History Keeps Unfolding
The most amazing thing just happened. My latest book, Deadly Provenance, recently went online. It’s a fictional story of the Nazi looting of art during WWII, set against the backdrop of an authentic historical drama that is still unfolding today. That’s not the amazing part.
A central “character” in the book is the ERR or Einsatzstab Reichsleiter Rosenberg, the Third Reich’s bureau, if you will, tasked with confiscating the precious art of Europe from “undesirables.” It was led by Alfred Rosenberg, fanatical henchman and confidante of Hitler, who also played a major role in the extermination of millions of Jews. So why is this amazing?
The long lost diary of Rosenberg has just been recovered. 400 pages that are now at United States Holocaust Memorial Museum in Washington, D.C. The diary is hand-written (that in itself is amazing!) and spans events from spring 1936 to winter 1944. It could offer insight into many occurrences that remain unclear today. For instance, there might be details about the Nazi occupation of the Soviet Union, or such incidences as the flight of Rudolf Hess to Britain in 1941.

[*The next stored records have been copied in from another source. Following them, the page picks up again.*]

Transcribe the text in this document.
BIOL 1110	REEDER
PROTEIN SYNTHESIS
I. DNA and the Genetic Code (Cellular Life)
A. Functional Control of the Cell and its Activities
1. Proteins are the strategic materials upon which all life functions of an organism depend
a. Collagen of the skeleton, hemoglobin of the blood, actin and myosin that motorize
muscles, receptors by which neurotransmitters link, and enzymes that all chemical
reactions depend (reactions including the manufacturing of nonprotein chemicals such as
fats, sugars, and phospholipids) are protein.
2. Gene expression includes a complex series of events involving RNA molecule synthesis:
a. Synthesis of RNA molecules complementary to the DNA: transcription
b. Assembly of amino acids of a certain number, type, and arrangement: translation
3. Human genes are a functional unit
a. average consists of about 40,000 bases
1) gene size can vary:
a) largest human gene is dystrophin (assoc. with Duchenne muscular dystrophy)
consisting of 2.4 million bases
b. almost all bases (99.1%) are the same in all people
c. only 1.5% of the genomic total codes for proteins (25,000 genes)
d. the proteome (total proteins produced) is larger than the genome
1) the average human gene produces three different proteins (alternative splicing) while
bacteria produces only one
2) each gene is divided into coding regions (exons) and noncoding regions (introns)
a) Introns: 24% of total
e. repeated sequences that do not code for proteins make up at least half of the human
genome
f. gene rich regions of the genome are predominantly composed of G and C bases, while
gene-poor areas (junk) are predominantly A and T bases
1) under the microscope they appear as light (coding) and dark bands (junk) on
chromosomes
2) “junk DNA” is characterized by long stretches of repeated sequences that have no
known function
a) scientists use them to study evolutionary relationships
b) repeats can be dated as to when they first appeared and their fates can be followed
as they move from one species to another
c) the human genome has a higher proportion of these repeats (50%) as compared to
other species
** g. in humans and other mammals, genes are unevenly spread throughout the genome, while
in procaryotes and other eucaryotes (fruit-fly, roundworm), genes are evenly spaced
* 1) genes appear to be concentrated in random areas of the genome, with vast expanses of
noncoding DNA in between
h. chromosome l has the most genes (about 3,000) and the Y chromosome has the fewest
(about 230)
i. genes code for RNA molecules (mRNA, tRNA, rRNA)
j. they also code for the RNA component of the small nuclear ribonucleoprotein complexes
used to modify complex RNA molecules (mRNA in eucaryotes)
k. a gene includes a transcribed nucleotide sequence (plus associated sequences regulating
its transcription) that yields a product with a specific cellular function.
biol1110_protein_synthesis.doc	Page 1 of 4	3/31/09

My personal hope is that the pages shed light on the missing art pieces. Is it possible that in addition to formal ERR records of confiscated works, that perhaps Rosenberg mentioned some of these in the diary?
Still Life: Vase with Oleanders by Vincent van Gogh is one of those missing paintings and the one I focus on in my book. Did Rosenberg happen to make note of it in his diary? When he tried to steal it from a gallery in Paris but it had already been removed for safekeeping by the owners – the Bernheim Jeune family. Did he mention that it was found again, or not, when the place of safekeeping, the Château de Rastignac near Bordeaux, was burned to the ground?
Where is the missing van Gogh?
According to Haaretz, a Jewish world newspaper, Rosenberg “. . . elicits a rare consensus among many World War II historians: the man, they say, was a pretentious fool.” Besides being a monster of the highest order. But now his diary may shed light on history, assuming words of a pretentious fool are to be believed, and that he said anything worthwhile, and did not blather on about inconsequential personal events in his life.
Which brings me back to the original premise. Does history ever stop unfolding or are there always new discoveries and uncoveries that deny or confirm the facts as we know them? Think about how your writing can reflect all the many possibilities. Alternative histories or histories true to the last detail . . . until we find out otherwise.
For now, I’m hoping to read the text of Rosenberg’s diary when it becomes public. Maybe there are clues within it to help me hunt down that van Gogh.
Oh. Did I mention I was going to do that?